The sanctuary of the Mother, the cold springs. The birth of the Wild Sister. He had never been to this place, and knew every tree, every stone, every singing bird. Evening Cloud whinnied to his stablemate. Ahjvar was sitting by a fire, leaning against one of the great pines, unsheathed sword within reach, shoved upright into the pine mould, dull silver in the sun. Not sleeping, but open-eyed. Waiting. He thrust himself to his feet as Ghu reined Snow back to his flowing walk again. Jui and Jiot coursed up to Ahjvar, tails wagging, and he gave them a hand to sniff, absent of attention. That welcome taken care of, they coursed on by to drink noisily from the nearest of the sacred springs, Jui wading right in to wallow, joyously irreverent.

Ahjvar simply stood, waiting. He looked exhausted, gaunt, eyes hollow, dark-ringed, but there was a calm to him, a peace.

What he had feared, when Ahjvar had said he would not follow to the mountain. What he had known. Ghu dismounted and looped the stallion's reins up, left him loose to wander to the water or his fellow as he would, but stood still himself, to have a moment to watch Ahjvar, to hold him whole in sight. To not cross to him, not hear the words said.

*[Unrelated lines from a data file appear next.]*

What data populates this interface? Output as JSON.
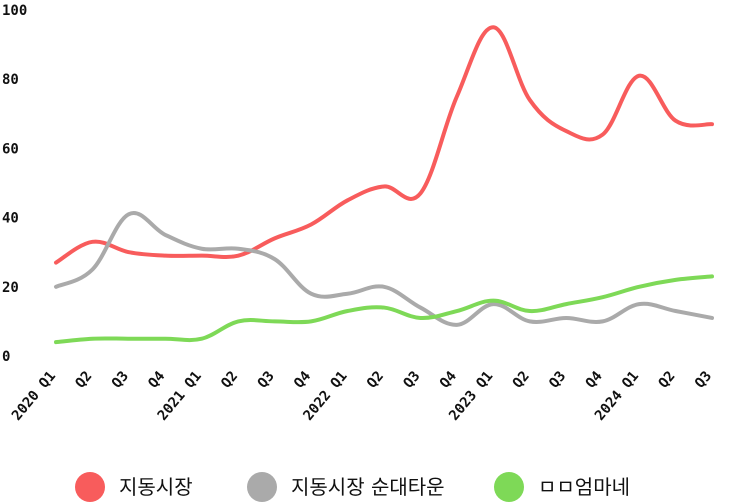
{
  "chart_data": {
    "type": "line",
    "title": "",
    "xlabel": "",
    "ylabel": "",
    "ylim": [
      0,
      100
    ],
    "y_ticks": [
      "0",
      "20",
      "40",
      "60",
      "80",
      "100"
    ],
    "grid": false,
    "legend_position": "bottom",
    "categories": [
      "2020 Q1",
      "Q2",
      "Q3",
      "Q4",
      "2021 Q1",
      "Q2",
      "Q3",
      "Q4",
      "2022 Q1",
      "Q2",
      "Q3",
      "Q4",
      "2023 Q1",
      "Q2",
      "Q3",
      "Q4",
      "2024 Q1",
      "Q2",
      "Q3"
    ],
    "series": [
      {
        "name": "지동시장",
        "color": "#f85c5c",
        "values": [
          27,
          33,
          30,
          29,
          29,
          29,
          34,
          38,
          45,
          49,
          47,
          75,
          95,
          74,
          65,
          64,
          81,
          68,
          67
        ]
      },
      {
        "name": "지동시장 순대타운",
        "color": "#aaaaaa",
        "values": [
          20,
          25,
          41,
          35,
          31,
          31,
          28,
          18,
          18,
          20,
          14,
          9,
          15,
          10,
          11,
          10,
          15,
          13,
          11
        ]
      },
      {
        "name": "ㅁㅁ엄마네",
        "color": "#7ed957",
        "values": [
          4,
          5,
          5,
          5,
          5,
          10,
          10,
          10,
          13,
          14,
          11,
          13,
          16,
          13,
          15,
          17,
          20,
          22,
          23
        ]
      }
    ]
  }
}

Ahjvar came to him instead and fell to his knees at his feet.

“I've been wrestling dreams.” Head bowed, voice low, hoarse.

“Ahjvar . . .”

“I've found my way through them. I can wake myself. Wake myself up knowing I dream, not reaching for a weapon, not trying to choke—I've done it, three times, four, I don't know, but one, one was very bad. I'm still dreaming, but I have
broken
them. I
know
them. I do not think—I do not think I will wake trying to kill long-dead enemies any longer. I do not sleep easy, or quiet, but . . . I wake and I can sleep again. Even—even when I dream I am burning, even when the Lady takes me in the well, I can make myself wake and know I am dreaming.” Almost a whisper.

“Ah, Ahj.” Ghu hardly dared to touch him, to set a hand to that bowed head. But he did. The bright pale hair was finer than one would think from its unruly wildness, warmed in the bough-broken sun, golden light on gold. All his resolution—he held it firm. He could not deny and would not plead. He should take what warmth there was in knowing he had, after all, been able to give that gift of time, that Ahj did not die in flight from the haunting of his own mind, but went to his road, long though it might be with the murders he carried, with some small peace.